THE WORLD’S second-biggest apparel retailer Hennes & Mauritz yesterday unexpectedly posted a small decrease in July like-for-like sales, the first monthly drop since March.
Sales in stores open at least a year at the Swedish budget fashion firm were down one per cent in local currencies in July from a year earlier.
Total sales in the month – the second of H&M’s fiscal third quarter – were up nine per cent in local currencies, against a forecast for a 10 per cent rise.
Apparel firms have faced tough times in Europe as the economic downturn and uncertain outlook make consumers hold on tighter to their wallets, and H&M has seen competition toughen in its low-price segment.
H&M, which has the bulk of business in Europe, did not comment on the data. It said it had 2,940 stores on 31 July, up from 2,603 a year earlier.
The quarter had a healthy start with comparable sales up three per cent in June, their fastest pace in nine months. In the second quarter, consumer gloom and bad weather in Europe led to more markdowns than planned and a larger profit drop than expected.

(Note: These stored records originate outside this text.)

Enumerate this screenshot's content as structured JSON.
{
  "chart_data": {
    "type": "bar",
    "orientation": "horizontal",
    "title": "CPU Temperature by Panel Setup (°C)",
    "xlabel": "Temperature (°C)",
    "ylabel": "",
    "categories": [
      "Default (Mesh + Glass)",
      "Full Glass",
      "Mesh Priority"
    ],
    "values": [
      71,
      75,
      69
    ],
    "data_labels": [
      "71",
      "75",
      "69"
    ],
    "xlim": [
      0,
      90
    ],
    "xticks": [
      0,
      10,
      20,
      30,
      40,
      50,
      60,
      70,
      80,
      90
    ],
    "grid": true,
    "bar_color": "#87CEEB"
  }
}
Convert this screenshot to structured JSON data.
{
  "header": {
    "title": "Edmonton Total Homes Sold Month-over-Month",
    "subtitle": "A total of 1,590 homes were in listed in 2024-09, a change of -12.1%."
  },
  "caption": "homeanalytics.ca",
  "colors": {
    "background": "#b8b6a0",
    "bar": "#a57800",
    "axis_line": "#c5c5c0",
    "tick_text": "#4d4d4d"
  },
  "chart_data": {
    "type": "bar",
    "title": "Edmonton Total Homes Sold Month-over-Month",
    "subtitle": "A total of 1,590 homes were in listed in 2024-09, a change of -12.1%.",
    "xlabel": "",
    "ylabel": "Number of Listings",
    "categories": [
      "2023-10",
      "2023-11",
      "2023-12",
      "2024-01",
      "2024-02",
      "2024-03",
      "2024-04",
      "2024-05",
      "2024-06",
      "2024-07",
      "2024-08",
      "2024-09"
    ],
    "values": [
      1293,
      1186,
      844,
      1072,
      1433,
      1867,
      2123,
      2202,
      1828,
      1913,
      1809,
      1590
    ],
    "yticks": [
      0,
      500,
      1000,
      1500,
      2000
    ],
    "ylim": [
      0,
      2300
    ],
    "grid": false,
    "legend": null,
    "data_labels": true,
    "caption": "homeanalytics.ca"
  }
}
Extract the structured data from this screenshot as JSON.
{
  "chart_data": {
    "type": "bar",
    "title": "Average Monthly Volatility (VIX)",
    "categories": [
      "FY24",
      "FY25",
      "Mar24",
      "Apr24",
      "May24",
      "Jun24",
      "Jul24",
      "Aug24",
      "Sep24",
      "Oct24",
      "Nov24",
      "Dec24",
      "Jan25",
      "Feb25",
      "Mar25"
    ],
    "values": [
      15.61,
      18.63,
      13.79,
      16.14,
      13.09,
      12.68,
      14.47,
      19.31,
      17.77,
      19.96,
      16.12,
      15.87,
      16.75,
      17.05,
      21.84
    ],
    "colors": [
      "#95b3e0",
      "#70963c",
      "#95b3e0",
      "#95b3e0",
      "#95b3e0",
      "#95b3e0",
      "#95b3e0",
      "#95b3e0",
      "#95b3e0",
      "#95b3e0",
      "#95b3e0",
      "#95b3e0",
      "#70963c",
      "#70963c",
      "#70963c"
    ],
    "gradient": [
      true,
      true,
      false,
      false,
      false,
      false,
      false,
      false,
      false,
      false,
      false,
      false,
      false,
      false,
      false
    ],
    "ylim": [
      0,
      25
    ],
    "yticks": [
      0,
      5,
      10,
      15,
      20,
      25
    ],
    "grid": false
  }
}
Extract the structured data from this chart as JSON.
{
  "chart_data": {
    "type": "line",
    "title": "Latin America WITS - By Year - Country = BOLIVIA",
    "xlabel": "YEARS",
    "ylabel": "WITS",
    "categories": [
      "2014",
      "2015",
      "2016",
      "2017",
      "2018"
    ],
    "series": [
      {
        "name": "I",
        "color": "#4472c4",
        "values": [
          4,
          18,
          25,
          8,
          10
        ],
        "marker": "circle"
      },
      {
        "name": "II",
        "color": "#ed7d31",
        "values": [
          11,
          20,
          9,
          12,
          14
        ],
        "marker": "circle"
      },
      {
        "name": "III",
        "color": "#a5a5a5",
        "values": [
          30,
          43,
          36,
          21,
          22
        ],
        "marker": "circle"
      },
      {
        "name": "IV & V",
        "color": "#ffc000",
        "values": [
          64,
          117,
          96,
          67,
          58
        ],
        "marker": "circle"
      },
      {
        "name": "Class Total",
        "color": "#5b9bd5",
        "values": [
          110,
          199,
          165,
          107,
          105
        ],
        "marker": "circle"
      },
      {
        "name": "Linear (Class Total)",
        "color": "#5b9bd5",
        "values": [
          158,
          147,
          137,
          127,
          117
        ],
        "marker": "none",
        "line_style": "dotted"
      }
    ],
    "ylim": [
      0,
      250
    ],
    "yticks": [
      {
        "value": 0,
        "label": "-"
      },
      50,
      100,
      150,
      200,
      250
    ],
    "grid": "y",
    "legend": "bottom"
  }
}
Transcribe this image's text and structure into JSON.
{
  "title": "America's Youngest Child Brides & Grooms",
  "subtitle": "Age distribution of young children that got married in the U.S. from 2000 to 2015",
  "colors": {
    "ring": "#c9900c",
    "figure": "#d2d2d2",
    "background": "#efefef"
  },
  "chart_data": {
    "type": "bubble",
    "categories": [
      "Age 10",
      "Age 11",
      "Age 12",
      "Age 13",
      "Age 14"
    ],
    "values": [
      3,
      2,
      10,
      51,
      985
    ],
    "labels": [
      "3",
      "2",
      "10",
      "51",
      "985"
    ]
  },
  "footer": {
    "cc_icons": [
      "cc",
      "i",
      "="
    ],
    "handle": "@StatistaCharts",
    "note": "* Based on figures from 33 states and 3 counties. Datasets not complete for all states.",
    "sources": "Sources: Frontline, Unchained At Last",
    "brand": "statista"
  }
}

Chief executive Karl-Johan Persson said in mid-June that new collections had sold surprisingly well to date. But he cautioned this could be down to pent-up demand after chilly weather held back spring shopping, rather than a rise in underlying demand.
H&M’s shares, which are up nearly 10 per cent this year, trade at 23.8 times forecast 2013 earnings, just below biggest rival Inditex’s 24.9 times multiple. They closed down 1.63 per cent yesterday.